Producing UK oil has several benefits, but we need to know the size of those benefits first. I think the BGS report will suddenly concentrate people’s minds. If we look at US analogues, we could see the sudden appearance of several hundred thousand barrels a day of oil. Not from out of nowhere, but under our own feet. How much exactly? The answer as in gas, is that we’ll never know until we explore. A low impact exploration program may lead to substantial production.Then again, it may not, but we can have that argument only once we know what is -or isn’t- there. To reject exploration is simply anti-scientific obscurantism.

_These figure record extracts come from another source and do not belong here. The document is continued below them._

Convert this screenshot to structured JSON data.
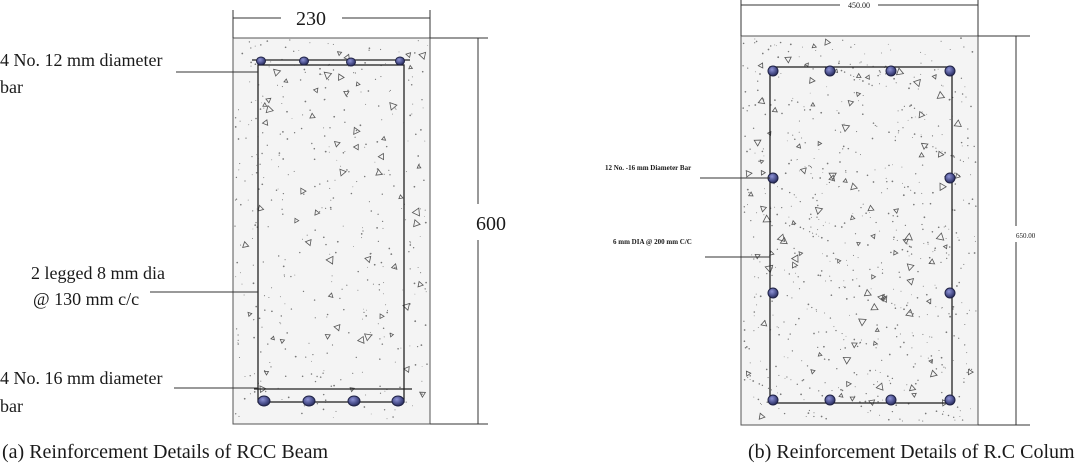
{
  "beam": {
    "width_label": "230",
    "depth_label": "600",
    "top_bar_label_line1": "4 No. 12 mm diameter",
    "top_bar_label_line2": "bar",
    "stirrup_label_line1": "2 legged 8 mm dia",
    "stirrup_label_line2": "@ 130 mm c/c",
    "bottom_bar_label_line1": "4 No. 16 mm diameter",
    "bottom_bar_label_line2": "bar",
    "caption": "(a) Reinforcement Details of RCC Beam"
  },
  "column": {
    "width_label": "450.00",
    "depth_label": "650.00",
    "main_bar_label": "12 No. -16 mm Diameter Bar",
    "tie_label": "6 mm DIA @ 200 mm C/C",
    "caption": "(b) Reinforcement Details of R.C Column"
  },
  "colors": {
    "rebar_fill": "#4a4f8c",
    "concrete_bg": "#f4f4f4",
    "line": "#222222"
  }
}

The obsession with risks can also obscure the benefits. Let’s use a conservative figures of 250,000 barrels a day production. That isn’t too off the wall, considering the three well pad Wytch Farm field was producing 110K per day during the 90’s for example. We didn’t notice it because it was very low impact and also because the average price per barrel of oil in 1985 to 1995 was $18.87, giving only £313 million a year to the Chancellor.
Today, things are different. We know we can get more oil, although not yet, how much. Most importantly Brent Crude is $103. Even assuming a drop to $80, 250,000 barrels a day from places like the Bowland, the East Midlands and the Weald would produce £3 billion in tax revenue each year. 400,000 barrels at today’s price would produce £6.2 billion. For only one good use, apart from the NHS or schools or trains or tax breaks too, that amount of money could accelerate green technology something awful.

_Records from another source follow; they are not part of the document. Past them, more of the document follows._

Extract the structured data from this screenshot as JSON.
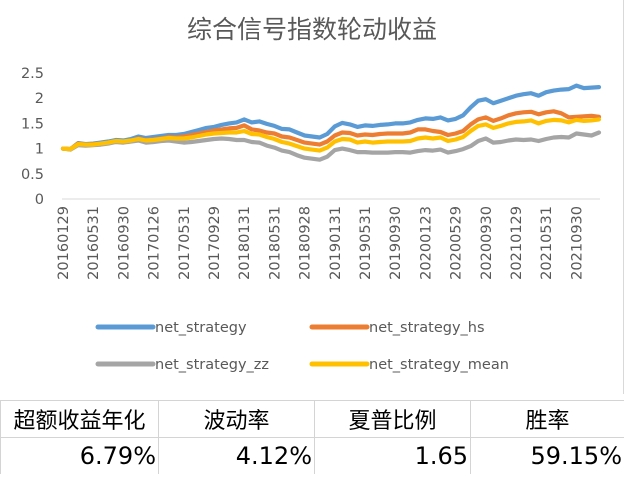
{
  "chart_data": {
    "type": "line",
    "title": "综合信号指数轮动收益",
    "ylim": [
      0,
      2.5
    ],
    "yticks": [
      "0",
      "0.5",
      "1",
      "1.5",
      "2",
      "2.5"
    ],
    "grid": false,
    "legend_position": "bottom",
    "x": [
      "20160129",
      "20160229",
      "20160331",
      "20160429",
      "20160531",
      "20160630",
      "20160729",
      "20160831",
      "20160930",
      "20161031",
      "20161130",
      "20161230",
      "20170126",
      "20170228",
      "20170331",
      "20170428",
      "20170531",
      "20170630",
      "20170731",
      "20170831",
      "20170929",
      "20171031",
      "20171130",
      "20171229",
      "20180131",
      "20180228",
      "20180330",
      "20180427",
      "20180531",
      "20180629",
      "20180731",
      "20180831",
      "20180928",
      "20181031",
      "20181130",
      "20181228",
      "20190131",
      "20190228",
      "20190329",
      "20190430",
      "20190531",
      "20190628",
      "20190731",
      "20190830",
      "20190930",
      "20191031",
      "20191129",
      "20191231",
      "20200123",
      "20200228",
      "20200331",
      "20200430",
      "20200529",
      "20200630",
      "20200731",
      "20200831",
      "20200930",
      "20201030",
      "20201130",
      "20201231",
      "20210129",
      "20210226",
      "20210331",
      "20210430",
      "20210531",
      "20210630",
      "20210730",
      "20210831",
      "20210930",
      "20211029",
      "20211130",
      "20211231"
    ],
    "x_tick_labels": [
      "20160129",
      "20160531",
      "20160930",
      "20170126",
      "20170531",
      "20170929",
      "20180131",
      "20180531",
      "20180928",
      "20190131",
      "20190531",
      "20190930",
      "20200123",
      "20200529",
      "20200930",
      "20210129",
      "20210531",
      "20210930"
    ],
    "series": [
      {
        "name": "net_strategy",
        "color": "#5b9bd5",
        "values": [
          1.0,
          0.99,
          1.11,
          1.09,
          1.1,
          1.12,
          1.14,
          1.17,
          1.16,
          1.19,
          1.24,
          1.21,
          1.23,
          1.25,
          1.27,
          1.27,
          1.29,
          1.33,
          1.37,
          1.41,
          1.43,
          1.47,
          1.5,
          1.52,
          1.58,
          1.52,
          1.54,
          1.49,
          1.45,
          1.39,
          1.38,
          1.32,
          1.26,
          1.24,
          1.22,
          1.29,
          1.44,
          1.51,
          1.48,
          1.43,
          1.46,
          1.45,
          1.47,
          1.48,
          1.5,
          1.5,
          1.52,
          1.57,
          1.6,
          1.59,
          1.62,
          1.56,
          1.59,
          1.66,
          1.82,
          1.95,
          1.98,
          1.9,
          1.95,
          2.0,
          2.05,
          2.08,
          2.1,
          2.05,
          2.12,
          2.15,
          2.17,
          2.18,
          2.25,
          2.2,
          2.21,
          2.22
        ]
      },
      {
        "name": "net_strategy_hs",
        "color": "#ed7d31",
        "values": [
          1.0,
          0.99,
          1.1,
          1.08,
          1.09,
          1.1,
          1.12,
          1.15,
          1.13,
          1.16,
          1.2,
          1.17,
          1.18,
          1.2,
          1.23,
          1.22,
          1.24,
          1.27,
          1.3,
          1.33,
          1.36,
          1.38,
          1.4,
          1.41,
          1.46,
          1.38,
          1.36,
          1.32,
          1.3,
          1.24,
          1.22,
          1.17,
          1.12,
          1.1,
          1.08,
          1.14,
          1.26,
          1.32,
          1.31,
          1.26,
          1.28,
          1.27,
          1.29,
          1.3,
          1.3,
          1.3,
          1.32,
          1.38,
          1.38,
          1.35,
          1.33,
          1.27,
          1.3,
          1.35,
          1.48,
          1.58,
          1.62,
          1.55,
          1.6,
          1.66,
          1.7,
          1.72,
          1.73,
          1.68,
          1.72,
          1.74,
          1.7,
          1.62,
          1.63,
          1.64,
          1.65,
          1.63
        ]
      },
      {
        "name": "net_strategy_zz",
        "color": "#a5a5a5",
        "values": [
          1.0,
          0.98,
          1.07,
          1.06,
          1.07,
          1.08,
          1.1,
          1.13,
          1.12,
          1.14,
          1.16,
          1.12,
          1.13,
          1.15,
          1.16,
          1.14,
          1.12,
          1.13,
          1.15,
          1.17,
          1.19,
          1.2,
          1.19,
          1.17,
          1.17,
          1.13,
          1.12,
          1.06,
          1.02,
          0.96,
          0.93,
          0.87,
          0.82,
          0.8,
          0.78,
          0.84,
          0.97,
          1.0,
          0.97,
          0.93,
          0.93,
          0.92,
          0.92,
          0.92,
          0.93,
          0.93,
          0.92,
          0.95,
          0.97,
          0.96,
          0.98,
          0.92,
          0.95,
          0.99,
          1.05,
          1.15,
          1.2,
          1.12,
          1.13,
          1.16,
          1.18,
          1.17,
          1.18,
          1.15,
          1.19,
          1.22,
          1.23,
          1.22,
          1.3,
          1.28,
          1.26,
          1.32
        ]
      },
      {
        "name": "net_strategy_mean",
        "color": "#ffc000",
        "values": [
          1.0,
          0.99,
          1.09,
          1.08,
          1.08,
          1.1,
          1.12,
          1.15,
          1.14,
          1.16,
          1.19,
          1.16,
          1.17,
          1.19,
          1.21,
          1.2,
          1.2,
          1.22,
          1.25,
          1.28,
          1.3,
          1.31,
          1.32,
          1.32,
          1.35,
          1.29,
          1.28,
          1.23,
          1.19,
          1.13,
          1.1,
          1.05,
          1.0,
          0.98,
          0.96,
          1.02,
          1.14,
          1.19,
          1.18,
          1.12,
          1.14,
          1.12,
          1.13,
          1.14,
          1.14,
          1.14,
          1.15,
          1.2,
          1.22,
          1.2,
          1.22,
          1.15,
          1.18,
          1.23,
          1.35,
          1.45,
          1.48,
          1.41,
          1.45,
          1.5,
          1.53,
          1.54,
          1.56,
          1.5,
          1.55,
          1.57,
          1.56,
          1.52,
          1.57,
          1.55,
          1.56,
          1.58
        ]
      }
    ]
  },
  "metrics": {
    "headers": [
      "超额收益年化",
      "波动率",
      "夏普比例",
      "胜率"
    ],
    "values": [
      "6.79%",
      "4.12%",
      "1.65",
      "59.15%"
    ]
  }
}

But if we go back to the Daily Mail some people want to burn the lottery ticket before they've checked the numbers:
Plans for energy firm Europa Oil & Gas to sink exploratory wells in an area of outstanding natural beauty near Dorking, Surrey, have already prompted legal protests by the Leith Hill Action Group.
City financiers may not leave the M25 that often and are thus prone to a narrative of UK natural gas or oil will never happen thanks to a sylvan splendour spoilt only by the occasional Tory hobbit. But, apart from Wytch Farm and their £6 million apartments being safe from landscape impact, let me assure you that there are many sites in Southern Britain that are areas of outstanding natural ugliness. How do I know? Because I, and many others are out looking already. Some people don’t need to read the papers to discover what’s under our noses.